As you can see, the shader consists of a vertex and pixel shader. The vertex shader simply passes on the color, texture coordinates and position. It only transforms the position with the given matrix. After the vertex shader we know the rectangle on the screen and the pixel shader will analyze all the pixel inside of it.

What you first see in the pixel shader is getting the texture coordinates from the position. This is done by dividing it through the screen size and adding half a pixel width (so we're in the center of the pixel). With this coordinate we can sample the normal map to get the color of the normal, and as shown in this article, calculate the actual normal from it. What happens next is retrieving the original position, by multiplying it with the inverse view-projection matrix. We can now calculate the lighting with given parameters.

Where the light calculation method is nothing more than a normal times lightdirection to see if the surface should get lit. Of course, not to forget, the attenuation which looks at the range of the light and caps it (smoothly) by multiplying it with this value.


Optimization

You want to draw a lot of lights, right? Normal deferred shading can't handle a lot of point lights, since you have to redraw the whole screen for every pointlight. Thus follows the first optimization: if we only draw a small square on the screen were we expect the light to shine, we don't draw the rest of the screen. This is done quite simple by adding a light radius, from which we can create a rectangle to draw in spritebatch.

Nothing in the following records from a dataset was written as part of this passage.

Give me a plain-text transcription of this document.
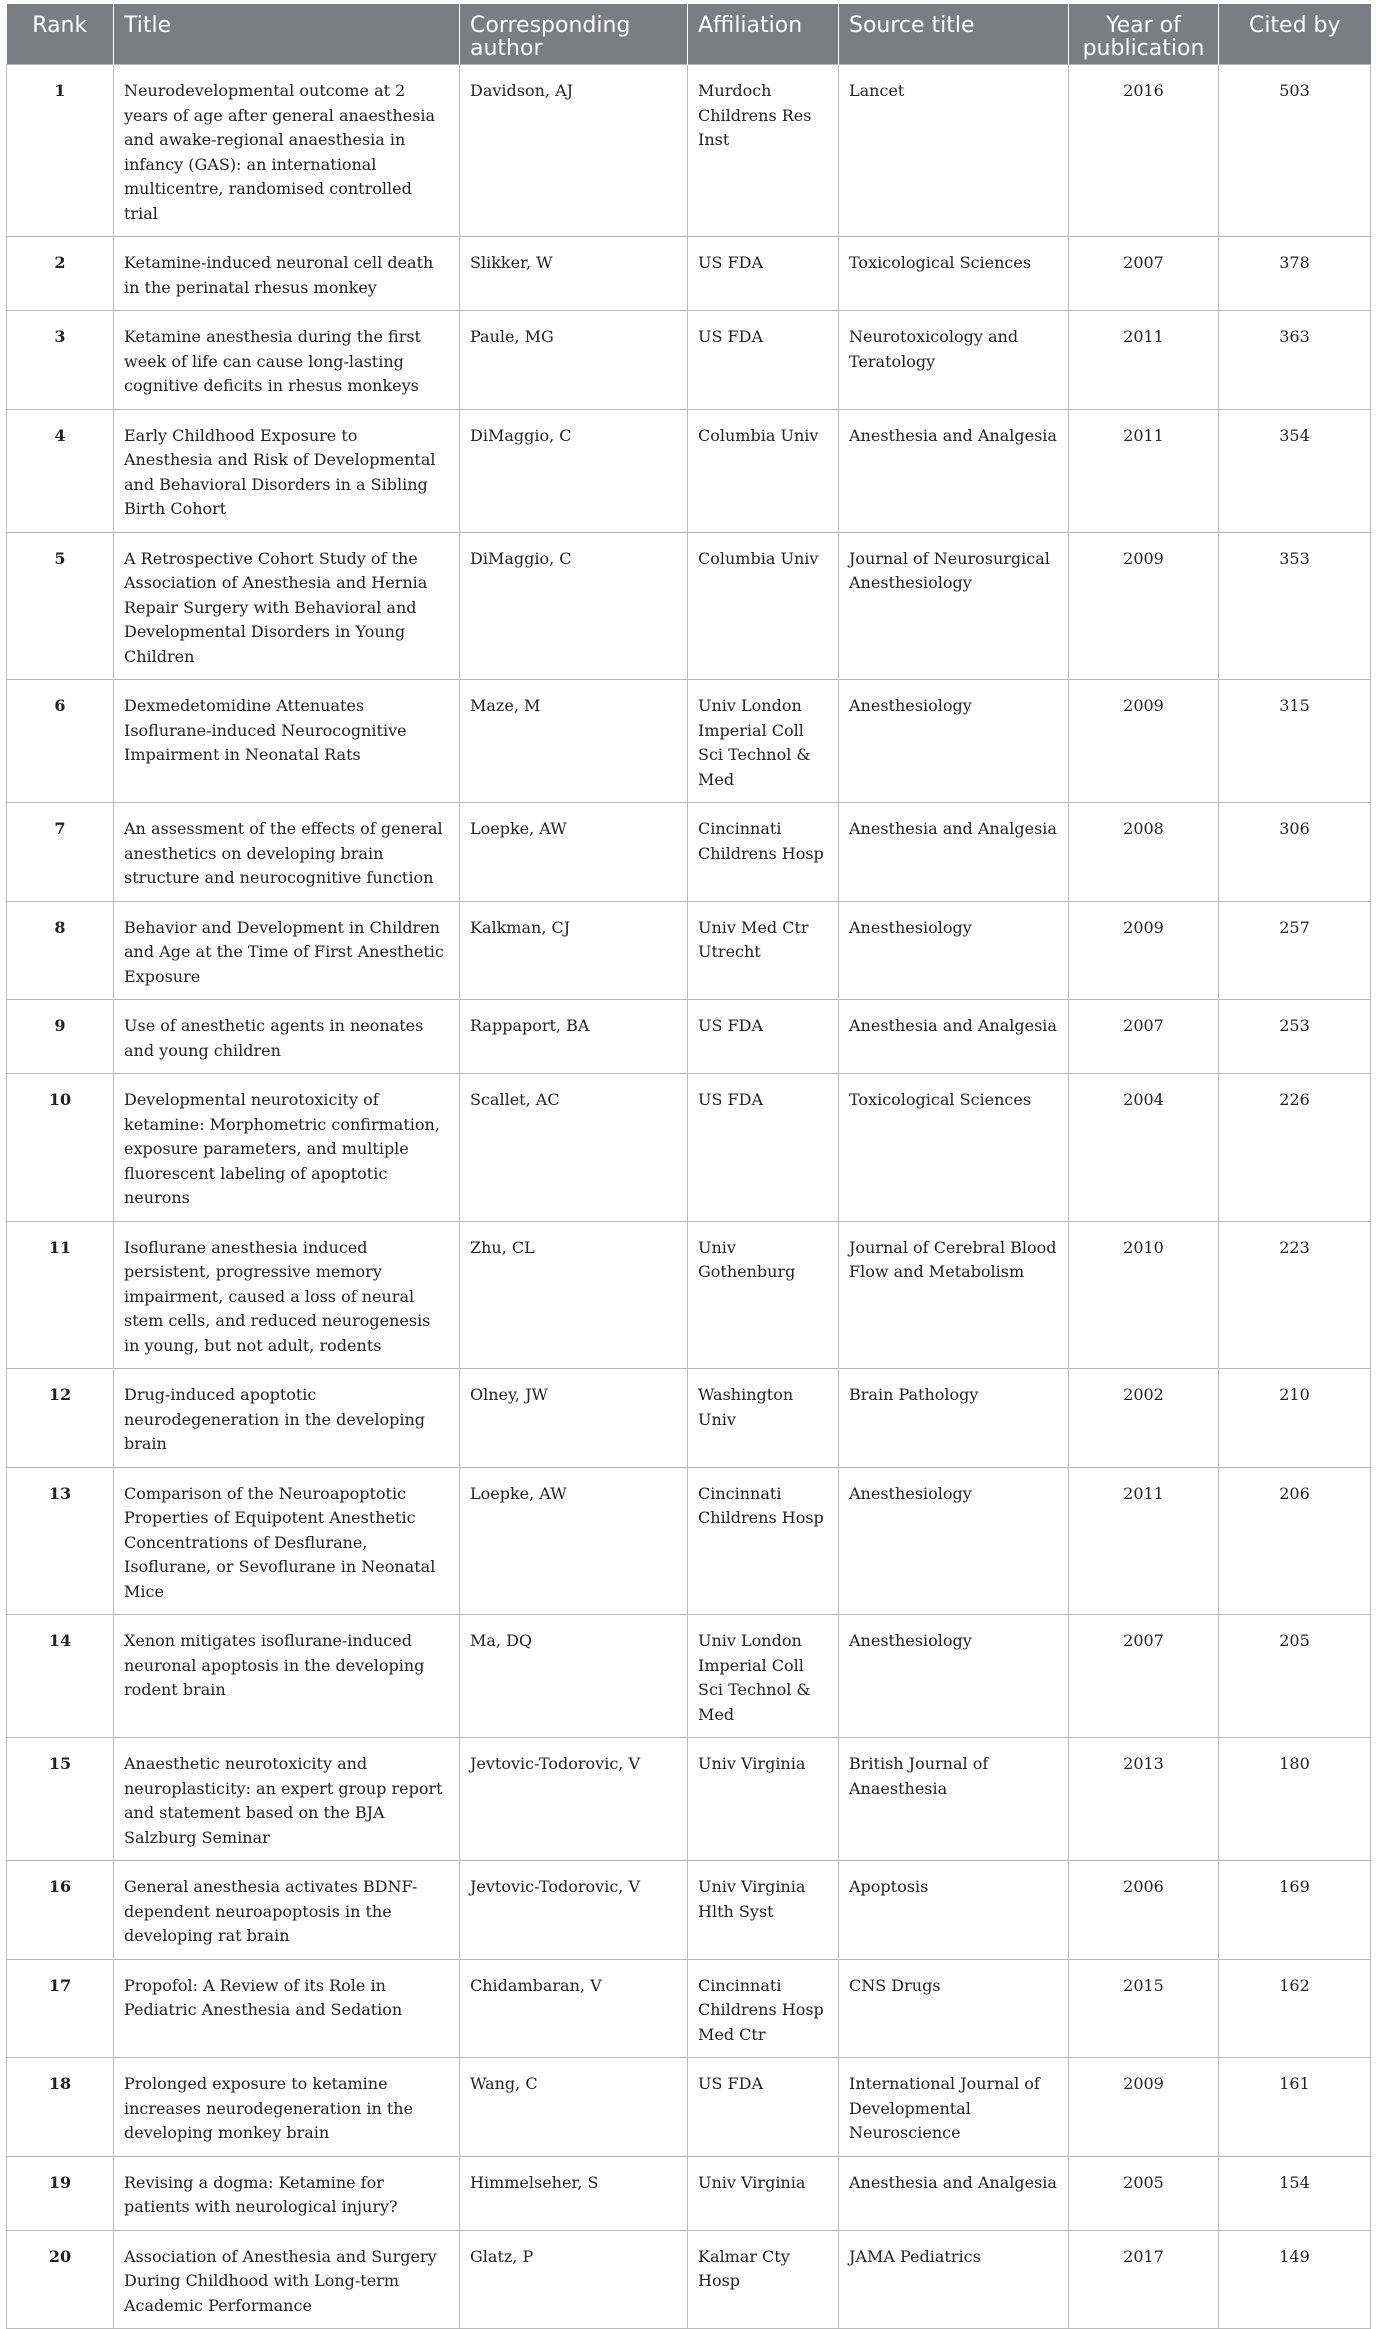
Rank	Title	Corresponding author	Affiliation	Source title	Year of publication	Cited by
1	Neurodevelopmental outcome at 2 years of age after general anaesthesia and awake-regional anaesthesia in infancy (GAS): an international multicentre, randomised controlled trial	Davidson, AJ	Murdoch Childrens Res Inst	Lancet	2016	503
2	Ketamine-induced neuronal cell death in the perinatal rhesus monkey	Slikker, W	US FDA	Toxicological Sciences	2007	378
3	Ketamine anesthesia during the first week of life can cause long-lasting cognitive deficits in rhesus monkeys	Paule, MG	US FDA	Neurotoxicology and Teratology	2011	363
4	Early Childhood Exposure to Anesthesia and Risk of Developmental and Behavioral Disorders in a Sibling Birth Cohort	DiMaggio, C	Columbia Univ	Anesthesia and Analgesia	2011	354
5	A Retrospective Cohort Study of the Association of Anesthesia and Hernia Repair Surgery with Behavioral and Developmental Disorders in Young Children	DiMaggio, C	Columbia Univ	Journal of Neurosurgical Anesthesiology	2009	353
6	Dexmedetomidine Attenuates Isoflurane-induced Neurocognitive Impairment in Neonatal Rats	Maze, M	Univ London Imperial Coll Sci Technol & Med	Anesthesiology	2009	315
7	An assessment of the effects of general anesthetics on developing brain structure and neurocognitive function	Loepke, AW	Cincinnati Childrens Hosp	Anesthesia and Analgesia	2008	306
8	Behavior and Development in Children and Age at the Time of First Anesthetic Exposure	Kalkman, CJ	Univ Med Ctr Utrecht	Anesthesiology	2009	257
9	Use of anesthetic agents in neonates and young children	Rappaport, BA	US FDA	Anesthesia and Analgesia	2007	253
10	Developmental neurotoxicity of ketamine: Morphometric confirmation, exposure parameters, and multiple fluorescent labeling of apoptotic neurons	Scallet, AC	US FDA	Toxicological Sciences	2004	226
11	Isoflurane anesthesia induced persistent, progressive memory impairment, caused a loss of neural stem cells, and reduced neurogenesis in young, but not adult, rodents	Zhu, CL	Univ Gothenburg	Journal of Cerebral Blood Flow and Metabolism	2010	223
12	Drug-induced apoptotic neurodegeneration in the developing brain	Olney, JW	Washington Univ	Brain Pathology	2002	210
13	Comparison of the Neuroapoptotic Properties of Equipotent Anesthetic Concentrations of Desflurane, Isoflurane, or Sevoflurane in Neonatal Mice	Loepke, AW	Cincinnati Childrens Hosp	Anesthesiology	2011	206
14	Xenon mitigates isoflurane-induced neuronal apoptosis in the developing rodent brain	Ma, DQ	Univ London Imperial Coll Sci Technol & Med	Anesthesiology	2007	205
15	Anaesthetic neurotoxicity and neuroplasticity: an expert group report and statement based on the BJA Salzburg Seminar	Jevtovic-Todorovic, V	Univ Virginia	British Journal of Anaesthesia	2013	180
16	General anesthesia activates BDNF-dependent neuroapoptosis in the developing rat brain	Jevtovic-Todorovic, V	Univ Virginia Hlth Syst	Apoptosis	2006	169
17	Propofol: A Review of its Role in Pediatric Anesthesia and Sedation	Chidambaran, V	Cincinnati Childrens Hosp Med Ctr	CNS Drugs	2015	162
18	Prolonged exposure to ketamine increases neurodegeneration in the developing monkey brain	Wang, C	US FDA	International Journal of Developmental Neuroscience	2009	161
19	Revising a dogma: Ketamine for patients with neurological injury?	Himmelseher, S	Univ Virginia	Anesthesia and Analgesia	2005	154
20	Association of Anesthesia and Surgery During Childhood with Long-term Academic Performance	Glatz, P	Kalmar Cty Hosp	JAMA Pediatrics	2017	149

Since we don't need to draw any textures, and we still have to make a draw call, I found the following optimization: in spritebatch you have to supply a texture for a draw call, the best way to use our previous optimization is drawing a pixel and upsize it to the square. This way, the pixel shader can sample the normal map and output the lighting on the positions given by the draw call. In the code I just pass the normal map as texture for simplicity.


I hope you learned something from this tutorial, and sure hope to see some awesome games created with this effect!